[INTERVIEW] Nelly Pons : « Déplastifions notre esprit »

Publié le jeu 13/10/2022 - 12:00

Auteure d’Océan Plastique (2020) et plus récemment de Déplastifier sa vie (2022), Nelly Pons est spécialiste de la consommation plastique et de son impact sur notre planète. Avant ses prochaines interventions en conférence sur le thème du « Zéro déchet », le vendredi 21 octobre à Velaux et puis mardi 22 novembre à Montbrison, quelques questions à cette auteure engagée.

 

ST : Pourquoi est-il si nécessaire de déplastifier sa vie et son environnement ?

Nelly Pons : Nous pensons souvent que le problème principal du plastique, c’est le déchet. Or, si l’on regarde à quel moment démarre la pollution, la vraie question est celle de la matière en elle-même. Non seulement elle est problématique dès l’extraction de sa matière première, puisque 80 % des matières plastiques sont produites à partir du gaz et du pétrole. Mais il y a ensuite une pollution généralisée liée aux microplastiques et aux additifs chimiques. Donc, même si nous avons des difficultés dans la gestion de nos déchets, qu’il faut bien évidemment travailler, il existe aussi une urgence sanitaire et environnementale qui doit être prioritaire. Cette matière, qui est parmi les plus problématiques que l’on ait mis au point, est le fondement de la société de la consommation et du jetable que nous avons créée. Déplastifier sa vie, c’est aussi augmenter son niveau de connaissance sur cette matière très usuelle et inventer un futur sans elle.

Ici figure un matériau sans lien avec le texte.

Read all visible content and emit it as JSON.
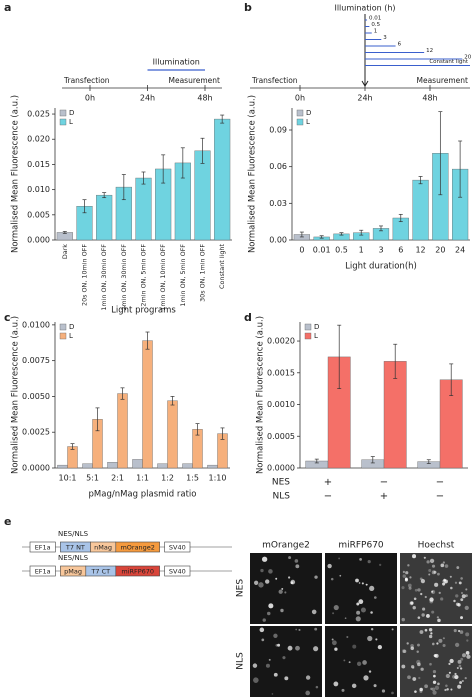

ST : Vous dîtes que le plastique est une matière problématique. Mais connaissons-nous aujourd'hui tous ses impacts sanitaires et environnementaux ?

Nelly Pons : Bien sûr que non ! Même moi, j’en apprends encore tous les jours. Le sujet du plastique est particulièrement complexe, avec une multiplicité des enjeux, des matières et de produits différents. Je voudrais lancer un appel général à la montée en compétences sur le sujet, à la fois des citoyens et des pouvoirs publics. Je suis parfois auditionnée au Cese ou à l’assemblée nationale, qui créent des commissions de travail qui sont de bonne volonté. Mais c’est une question massive, internationale, qui touche à la fois nos habitudes les plus quotidiennes et qui toucherait des domaines industriels entiers si on décidait de réorienter les chaînes de production. De son côté, le politique a tendance à tendre l’oreille aux lobbies qui veulent « verdir » le plastique, qui vendent le recyclage comme une superbe solution, parce que les vraies décisions à prendre ne font plaisir à personne. De leur côté, les citoyens ont intérêt à se passer de plastique le plus possible, ne serait-ce que pour leur santé.

ST : Quelle mesure pourrait-elle être mise en place prioritairement pour sortir le plastique de nos quotidiens ?

Nelly Pons : À peu près 50 % de la production mondiale de plastique touche à l’emballage et à l’usage unique, c’est donc la question à travailler en priorité. Sans pour autant se passer entièrement des emballages indispensables. À l’échelle du citoyen, le nerf de la guerre, c’est simplifier ses placards, dans nos cuisines, nos salles de bain... Mais il y a également un problème systémique. D’ailleurs, un rapport du Sénat rendu public l’année dernière pointait le fait que 81 % de nos objets en plastique vont à la poubelle en moins d’un an. Il y a donc des gens qui passent leur vie à travailler pour que dans les heures ou les jours qui viennent, le fruit de leurs efforts arrive directement à la poubelle ! Les axes prioritaires sont donc ceux qui permettent de lutter contre ce gaspillage immense de matière et de travail.